Welcome to the CSC Q&A, on our server named in honor of Ada Lovelace. Write great code! Get help and give help!
It is our choices... that show what we truly are, far more than our abilities.

Categories

+7 votes

After I did some modification in my CSV file, pandas could not read it anymore. It keeps popping up this error:

UnicodeDecodeError: 'utf-8' codec can't decode byte 0x81 in position 5: invalid start byte

Does anyone know about this error and how to fix it?

asked in CSC320 by (1 point)
edited by

1 Answer

+1 vote
 
Best answer

Yeah, that's annoying.

It's possible that you saved the file using some other encoding, instead of UTF-8.

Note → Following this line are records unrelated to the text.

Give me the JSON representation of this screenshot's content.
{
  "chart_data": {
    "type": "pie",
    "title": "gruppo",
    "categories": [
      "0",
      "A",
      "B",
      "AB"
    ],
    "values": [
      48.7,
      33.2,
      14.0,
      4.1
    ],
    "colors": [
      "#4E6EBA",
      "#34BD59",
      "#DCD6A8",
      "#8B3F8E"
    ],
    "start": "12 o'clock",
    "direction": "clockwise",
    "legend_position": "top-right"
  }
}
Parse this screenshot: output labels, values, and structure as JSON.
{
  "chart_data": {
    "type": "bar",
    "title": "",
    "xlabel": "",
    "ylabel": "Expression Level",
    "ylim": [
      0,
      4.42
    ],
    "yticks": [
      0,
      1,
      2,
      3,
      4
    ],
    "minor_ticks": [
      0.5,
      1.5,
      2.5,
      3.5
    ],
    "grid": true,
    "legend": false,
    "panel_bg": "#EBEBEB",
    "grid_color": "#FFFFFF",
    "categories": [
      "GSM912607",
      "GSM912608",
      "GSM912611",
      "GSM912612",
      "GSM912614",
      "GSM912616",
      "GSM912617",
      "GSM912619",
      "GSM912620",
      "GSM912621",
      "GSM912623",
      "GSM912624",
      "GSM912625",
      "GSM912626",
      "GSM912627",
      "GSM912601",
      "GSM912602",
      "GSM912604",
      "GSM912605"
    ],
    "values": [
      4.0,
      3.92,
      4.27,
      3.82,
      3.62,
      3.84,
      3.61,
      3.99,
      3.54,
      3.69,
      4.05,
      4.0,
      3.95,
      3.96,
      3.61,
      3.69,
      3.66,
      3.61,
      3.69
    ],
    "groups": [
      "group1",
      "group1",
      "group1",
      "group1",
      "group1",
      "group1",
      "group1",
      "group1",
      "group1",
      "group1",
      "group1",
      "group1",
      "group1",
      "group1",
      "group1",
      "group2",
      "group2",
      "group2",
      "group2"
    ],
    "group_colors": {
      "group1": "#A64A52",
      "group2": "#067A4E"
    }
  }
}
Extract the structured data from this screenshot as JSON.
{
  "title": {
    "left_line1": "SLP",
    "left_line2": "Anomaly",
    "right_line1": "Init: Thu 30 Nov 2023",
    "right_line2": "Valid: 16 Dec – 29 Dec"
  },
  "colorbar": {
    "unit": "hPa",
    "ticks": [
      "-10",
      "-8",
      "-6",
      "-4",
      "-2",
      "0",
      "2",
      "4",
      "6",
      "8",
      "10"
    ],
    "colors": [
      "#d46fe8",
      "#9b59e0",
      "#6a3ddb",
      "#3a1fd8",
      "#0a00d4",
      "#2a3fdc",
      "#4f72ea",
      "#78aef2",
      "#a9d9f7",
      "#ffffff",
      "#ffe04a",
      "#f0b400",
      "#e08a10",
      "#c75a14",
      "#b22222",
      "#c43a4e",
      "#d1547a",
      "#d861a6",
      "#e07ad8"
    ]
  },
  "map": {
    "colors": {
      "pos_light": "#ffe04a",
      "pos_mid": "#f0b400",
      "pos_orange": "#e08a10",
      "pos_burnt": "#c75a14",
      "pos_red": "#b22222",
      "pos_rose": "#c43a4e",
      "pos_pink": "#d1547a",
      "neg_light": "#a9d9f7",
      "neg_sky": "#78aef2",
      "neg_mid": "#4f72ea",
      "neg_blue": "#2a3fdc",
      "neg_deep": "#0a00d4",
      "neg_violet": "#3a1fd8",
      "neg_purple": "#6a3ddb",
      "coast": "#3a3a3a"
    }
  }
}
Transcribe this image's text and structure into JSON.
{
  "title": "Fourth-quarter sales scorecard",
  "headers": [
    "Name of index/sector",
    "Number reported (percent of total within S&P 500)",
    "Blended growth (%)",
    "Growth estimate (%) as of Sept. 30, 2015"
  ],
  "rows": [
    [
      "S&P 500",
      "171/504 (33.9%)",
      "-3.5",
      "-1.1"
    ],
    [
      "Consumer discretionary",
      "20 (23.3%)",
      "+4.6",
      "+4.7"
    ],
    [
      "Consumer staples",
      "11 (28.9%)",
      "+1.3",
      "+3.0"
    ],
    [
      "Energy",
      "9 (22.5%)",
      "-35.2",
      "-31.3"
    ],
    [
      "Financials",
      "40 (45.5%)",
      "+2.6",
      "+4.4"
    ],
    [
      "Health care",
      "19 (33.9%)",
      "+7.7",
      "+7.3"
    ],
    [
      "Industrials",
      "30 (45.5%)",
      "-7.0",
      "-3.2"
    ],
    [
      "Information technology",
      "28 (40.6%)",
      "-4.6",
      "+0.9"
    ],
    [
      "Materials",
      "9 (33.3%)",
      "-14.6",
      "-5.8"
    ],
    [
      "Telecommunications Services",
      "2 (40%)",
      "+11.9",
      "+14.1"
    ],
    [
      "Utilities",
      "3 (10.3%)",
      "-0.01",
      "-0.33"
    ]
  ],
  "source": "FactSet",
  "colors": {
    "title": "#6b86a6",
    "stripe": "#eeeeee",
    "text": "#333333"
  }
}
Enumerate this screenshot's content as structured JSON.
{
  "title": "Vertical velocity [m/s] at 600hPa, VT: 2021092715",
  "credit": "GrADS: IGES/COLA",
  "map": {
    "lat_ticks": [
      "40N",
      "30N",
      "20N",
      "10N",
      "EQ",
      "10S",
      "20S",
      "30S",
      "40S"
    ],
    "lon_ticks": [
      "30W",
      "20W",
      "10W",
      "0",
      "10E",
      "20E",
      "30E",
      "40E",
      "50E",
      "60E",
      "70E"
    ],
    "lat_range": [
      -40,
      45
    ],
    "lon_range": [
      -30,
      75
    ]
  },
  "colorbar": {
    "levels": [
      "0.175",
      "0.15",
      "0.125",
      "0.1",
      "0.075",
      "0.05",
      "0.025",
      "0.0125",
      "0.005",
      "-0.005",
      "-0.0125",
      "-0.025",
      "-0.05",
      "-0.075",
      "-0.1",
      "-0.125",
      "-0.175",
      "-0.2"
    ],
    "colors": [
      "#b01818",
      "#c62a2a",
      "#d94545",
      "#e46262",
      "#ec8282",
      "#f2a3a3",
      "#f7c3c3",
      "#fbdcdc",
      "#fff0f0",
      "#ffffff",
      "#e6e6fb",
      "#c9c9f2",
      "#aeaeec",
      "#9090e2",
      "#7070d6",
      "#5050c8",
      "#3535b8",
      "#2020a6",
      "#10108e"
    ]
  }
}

You might try this, to export in UTF-8 format from Excel.
https://www.ibm.com/support/knowledgecenter/en/SSWU4L/Data/imc_Data/Data_q_a_watson_assistant/A_Simple_Way_to_UTF-8_Encode_your_CSV_fi191.html

Or, you could try to read it in with pandas using another character encoding -- see https://stackoverflow.com/questions/18171739/unicodedecodeerror-when-reading-csv-file-in-pandas-with-python

Or, if those ideas fail, as a workaround, you could try saving the file in .XLSX format instead, and using panda's read_excel function instead.

https://pandas.pydata.org/pandas-docs/stable/reference/api/pandas.read_excel.html

answered by (508 points)
selected by
...